Updated by osukup over 1 year ago
Updated by osukup over 1 year ago
--> so package in Publishing contains updates data, unfortuanetly it newer got into Factory.
new SR , we will see what it need fix to got into Factory -> https://build.opensuse.org/request/show/1058890
Updated by mkittler over 1 year ago
I can reproduce it on my local TW system and also saw it in our normal CI jobs. Let's see whether the SR fixes it.
Updated by openqa_review over 1 year ago
- Due date set to 2023-02-01
Setting due date based on mean cycle time of SUSE QE Tools
Updated by osukup over 1 year ago
SR https://build.opensuse.org/request/show/1059187 accepted to Factory, so next snapshot will have new trainingdata, after rebuild we will se if we need pass TESSDATA_PREFIX
in spec
Updated by livdywan over 1 year ago
- Status changed from In Progress to Feedback
Brought it up briefly.
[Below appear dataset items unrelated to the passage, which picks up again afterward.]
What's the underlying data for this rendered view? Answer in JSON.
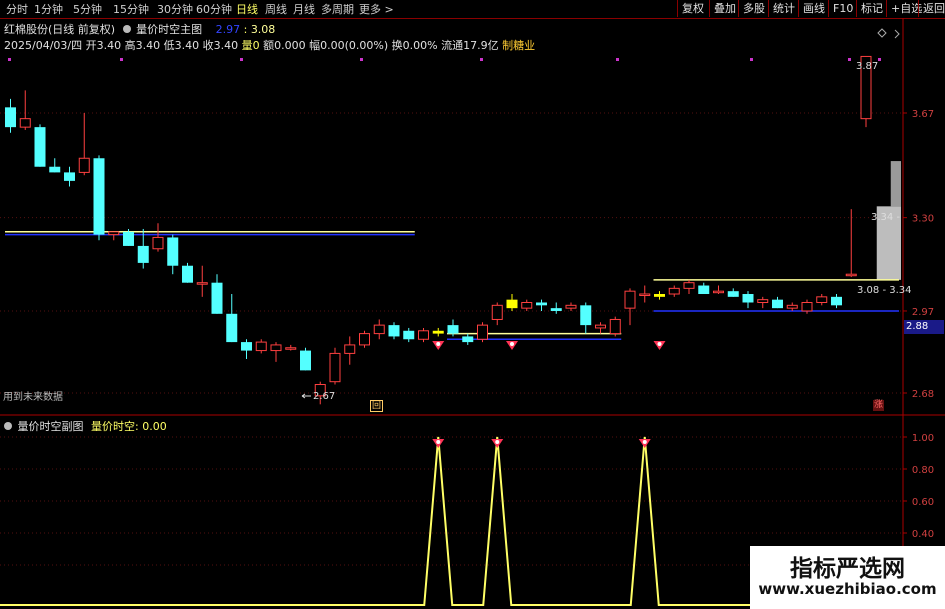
{
  "toolbar": {
    "timeframes": [
      "分时",
      "1分钟",
      "5分钟",
      "15分钟",
      "30分钟",
      "60分钟",
      "日线",
      "周线",
      "月线",
      "多周期",
      "更多 >"
    ],
    "active": "日线",
    "right_buttons": [
      "复权",
      "叠加",
      "多股",
      "统计",
      "画线",
      "F10",
      "标记",
      "+自选",
      "返回"
    ]
  },
  "header": {
    "stock": "红棉股份(日线 前复权)",
    "indicator": "量价时空主图",
    "ind_val1": "2.97",
    "ind_val2": "3.08",
    "date": "2025/04/03/四",
    "open_l": "开",
    "open": "3.40",
    "high_l": "高",
    "high": "3.40",
    "low_l": "低",
    "low": "3.40",
    "close_l": "收",
    "close": "3.40",
    "vol_l": "量",
    "vol": "0",
    "amt_l": "额",
    "amt": "0.000",
    "amp_l": "幅",
    "amp": "0.00(0.00%)",
    "turn_l": "换",
    "turn": "0.00%",
    "float_l": "流通",
    "float": "17.9亿",
    "sector": "制糖业"
  },
  "annotations": {
    "future_data": "用到未来数据",
    "low_price": "2.67",
    "high_price": "3.87",
    "range1": "3.34 -",
    "range2": "3.08 - 3.34",
    "current_price": "2.88",
    "marker_left": "回",
    "marker_right": "涨"
  },
  "sub_header": {
    "indicator": "量价时空副图",
    "label": "量价时空:",
    "value": "0.00"
  },
  "watermark": {
    "title": "指标严选网",
    "url": "www.xuezhibiao.com"
  },
  "colors": {
    "up": "#ff4040",
    "down": "#54ffff",
    "yellow": "#ffff00",
    "gray_box": "#bdbdbd",
    "blue_line": "#2233ff",
    "axis": "#aa0000"
  },
  "chart_data": [
    {
      "type": "candlestick",
      "title": "量价时空主图",
      "y_ticks": [
        "3.67",
        "3.30",
        "2.97",
        "2.68"
      ],
      "ylim": [
        2.56,
        4.0
      ],
      "candles": [
        {
          "o": 3.69,
          "h": 3.72,
          "l": 3.6,
          "c": 3.62
        },
        {
          "o": 3.62,
          "h": 3.75,
          "l": 3.61,
          "c": 3.65
        },
        {
          "o": 3.62,
          "h": 3.63,
          "l": 3.48,
          "c": 3.48
        },
        {
          "o": 3.48,
          "h": 3.51,
          "l": 3.46,
          "c": 3.46
        },
        {
          "o": 3.46,
          "h": 3.48,
          "l": 3.41,
          "c": 3.43
        },
        {
          "o": 3.46,
          "h": 3.67,
          "l": 3.45,
          "c": 3.51
        },
        {
          "o": 3.51,
          "h": 3.52,
          "l": 3.22,
          "c": 3.24
        },
        {
          "o": 3.24,
          "h": 3.25,
          "l": 3.22,
          "c": 3.25
        },
        {
          "o": 3.25,
          "h": 3.26,
          "l": 3.2,
          "c": 3.2
        },
        {
          "o": 3.2,
          "h": 3.26,
          "l": 3.12,
          "c": 3.14
        },
        {
          "o": 3.19,
          "h": 3.28,
          "l": 3.18,
          "c": 3.23
        },
        {
          "o": 3.23,
          "h": 3.24,
          "l": 3.1,
          "c": 3.13
        },
        {
          "o": 3.13,
          "h": 3.14,
          "l": 3.07,
          "c": 3.07
        },
        {
          "o": 3.07,
          "h": 3.13,
          "l": 3.02,
          "c": 3.07
        },
        {
          "o": 3.07,
          "h": 3.1,
          "l": 2.96,
          "c": 2.96
        },
        {
          "o": 2.96,
          "h": 3.03,
          "l": 2.86,
          "c": 2.86
        },
        {
          "o": 2.86,
          "h": 2.87,
          "l": 2.8,
          "c": 2.83
        },
        {
          "o": 2.83,
          "h": 2.87,
          "l": 2.82,
          "c": 2.86
        },
        {
          "o": 2.83,
          "h": 2.86,
          "l": 2.79,
          "c": 2.85
        },
        {
          "o": 2.84,
          "h": 2.85,
          "l": 2.83,
          "c": 2.84
        },
        {
          "o": 2.83,
          "h": 2.84,
          "l": 2.76,
          "c": 2.76
        },
        {
          "o": 2.67,
          "h": 2.72,
          "l": 2.64,
          "c": 2.71
        },
        {
          "o": 2.72,
          "h": 2.84,
          "l": 2.71,
          "c": 2.82
        },
        {
          "o": 2.82,
          "h": 2.88,
          "l": 2.78,
          "c": 2.85
        },
        {
          "o": 2.85,
          "h": 2.9,
          "l": 2.84,
          "c": 2.89
        },
        {
          "o": 2.89,
          "h": 2.94,
          "l": 2.87,
          "c": 2.92
        },
        {
          "o": 2.92,
          "h": 2.93,
          "l": 2.87,
          "c": 2.88
        },
        {
          "o": 2.9,
          "h": 2.91,
          "l": 2.86,
          "c": 2.87
        },
        {
          "o": 2.87,
          "h": 2.91,
          "l": 2.86,
          "c": 2.9
        },
        {
          "o": 2.89,
          "h": 2.91,
          "l": 2.88,
          "c": 2.9
        },
        {
          "o": 2.92,
          "h": 2.94,
          "l": 2.88,
          "c": 2.89
        },
        {
          "o": 2.88,
          "h": 2.89,
          "l": 2.85,
          "c": 2.86
        },
        {
          "o": 2.87,
          "h": 2.93,
          "l": 2.86,
          "c": 2.92
        },
        {
          "o": 2.94,
          "h": 3.0,
          "l": 2.92,
          "c": 2.99
        },
        {
          "o": 3.01,
          "h": 3.03,
          "l": 2.97,
          "c": 2.98
        },
        {
          "o": 2.98,
          "h": 3.01,
          "l": 2.97,
          "c": 3.0
        },
        {
          "o": 3.0,
          "h": 3.01,
          "l": 2.97,
          "c": 2.99
        },
        {
          "o": 2.98,
          "h": 3.0,
          "l": 2.96,
          "c": 2.97
        },
        {
          "o": 2.98,
          "h": 3.0,
          "l": 2.97,
          "c": 2.99
        },
        {
          "o": 2.99,
          "h": 3.0,
          "l": 2.89,
          "c": 2.92
        },
        {
          "o": 2.91,
          "h": 2.93,
          "l": 2.89,
          "c": 2.92
        },
        {
          "o": 2.89,
          "h": 2.95,
          "l": 2.88,
          "c": 2.94
        },
        {
          "o": 2.98,
          "h": 3.05,
          "l": 2.92,
          "c": 3.04
        },
        {
          "o": 3.03,
          "h": 3.06,
          "l": 3.0,
          "c": 3.03
        },
        {
          "o": 3.03,
          "h": 3.04,
          "l": 3.01,
          "c": 3.02
        },
        {
          "o": 3.03,
          "h": 3.06,
          "l": 3.02,
          "c": 3.05
        },
        {
          "o": 3.05,
          "h": 3.08,
          "l": 3.03,
          "c": 3.07
        },
        {
          "o": 3.06,
          "h": 3.07,
          "l": 3.03,
          "c": 3.03
        },
        {
          "o": 3.04,
          "h": 3.06,
          "l": 3.03,
          "c": 3.04
        },
        {
          "o": 3.04,
          "h": 3.05,
          "l": 3.02,
          "c": 3.02
        },
        {
          "o": 3.03,
          "h": 3.04,
          "l": 2.98,
          "c": 3.0
        },
        {
          "o": 3.0,
          "h": 3.02,
          "l": 2.98,
          "c": 3.01
        },
        {
          "o": 3.01,
          "h": 3.02,
          "l": 2.98,
          "c": 2.98
        },
        {
          "o": 2.98,
          "h": 3.0,
          "l": 2.97,
          "c": 2.99
        },
        {
          "o": 2.97,
          "h": 3.01,
          "l": 2.96,
          "c": 3.0
        },
        {
          "o": 3.0,
          "h": 3.03,
          "l": 2.99,
          "c": 3.02
        },
        {
          "o": 3.02,
          "h": 3.03,
          "l": 2.98,
          "c": 2.99
        },
        {
          "o": 3.1,
          "h": 3.33,
          "l": 3.09,
          "c": 3.1
        },
        {
          "o": 3.65,
          "h": 3.87,
          "l": 3.62,
          "c": 3.87
        }
      ],
      "yellow_candles": [
        29,
        34,
        44
      ],
      "signals": [
        29,
        34,
        44
      ],
      "support_lines": [
        {
          "value": 3.25,
          "from": 0,
          "to": 27,
          "color": "#ffff99"
        },
        {
          "value": 3.24,
          "from": 0,
          "to": 27,
          "color": "#2233ff"
        },
        {
          "value": 2.89,
          "from": 30,
          "to": 41,
          "color": "#ffff99"
        },
        {
          "value": 2.87,
          "from": 30,
          "to": 41,
          "color": "#2233ff"
        },
        {
          "value": 3.08,
          "from": 44,
          "to": 62,
          "color": "#ffff99"
        },
        {
          "value": 2.97,
          "from": 44,
          "to": 62,
          "color": "#2233ff"
        }
      ],
      "gray_box": {
        "from": 59,
        "to": 61,
        "low": 3.08,
        "high": 3.34,
        "mid": 3.5
      }
    },
    {
      "type": "line",
      "title": "量价时空副图",
      "series": [
        {
          "name": "量价时空",
          "values_at_index": [
            [
              29,
              1.0
            ],
            [
              33,
              1.0
            ],
            [
              43,
              1.0
            ]
          ]
        }
      ],
      "baseline": 0,
      "y_ticks": [
        "1.00",
        "0.80",
        "0.60",
        "0.40",
        "0.20"
      ],
      "ylim": [
        0,
        1.0
      ]
    }
  ]
}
Let's set it to Feedback for now since the SR is there, and in a few days we'll see if this works fine
Updated by mkittler over 1 year ago
- Subject changed from 02-test_ocr.t fails in OBS to 02-test_ocr.t fails in OBS size:M
- Description updated (diff)
Updated by osukup over 1 year ago
- Status changed from Feedback to In Progress
new training data in distro, .. spec needs define TESSDATA_PREFIX
but with defined prefix it still fails with:
[ 92s] 3: not ok 2 - log output for OCR
[ 92s] 3:
[ 92s] 3: # Failed test 'log output for OCR'
[ 92s] 3: # at ./t/02-test_ocr.t line 36.
[ 92s] 3: # STDERR:
[ 92s] 3: # Estimating resolution as 132
[ 92s] 3: # Estimating resolution as 138
[ 92s] 3: #
[ 92s] 3: # doesn't match:
[ 92s] 3: # (?^u:Tesseract.*OCR)
[ 92s] 3: # as expected
[ 92s] 3: ok 3 - ocr match 1
[ 92s] 3: not ok 4 - log output for tesseract call
[ 92s] 3:
[ 92s] 3: # Failed test 'log output for tesseract call'
[ 92s] 3: # at ./t/02-test_ocr.t line 42.
[ 92s] 3: # STDERR:
[ 92s] 3: # Estimating resolution as 132
[ 92s] 3: #
[ 92s] 3: # doesn't match:
[ 92s] 3: # (?^u:Tesseract.*OCR)
[ 92s] 3: # as expected
[ 93s] 3: not ok 5 - log output for tesseract call
[ 93s] 3:
[ 93s] 3: # Failed test 'log output for tesseract call'
[ 93s] 3: # at ./t/02-test_ocr.t line 42.
[ 93s] 3: # STDERR:
[ 93s] 3: # Estimating resolution as 138
[ 93s] 3: #
[ 93s] 3: # doesn't match:
[ 93s] 3: # (?^u:Tesseract.*OCR)
[ 93s] 3: # as expected
which means there is also change in behavior in tesseract-5.3.x
Updated by osukup over 1 year ago
- Status changed from In Progress to Resolved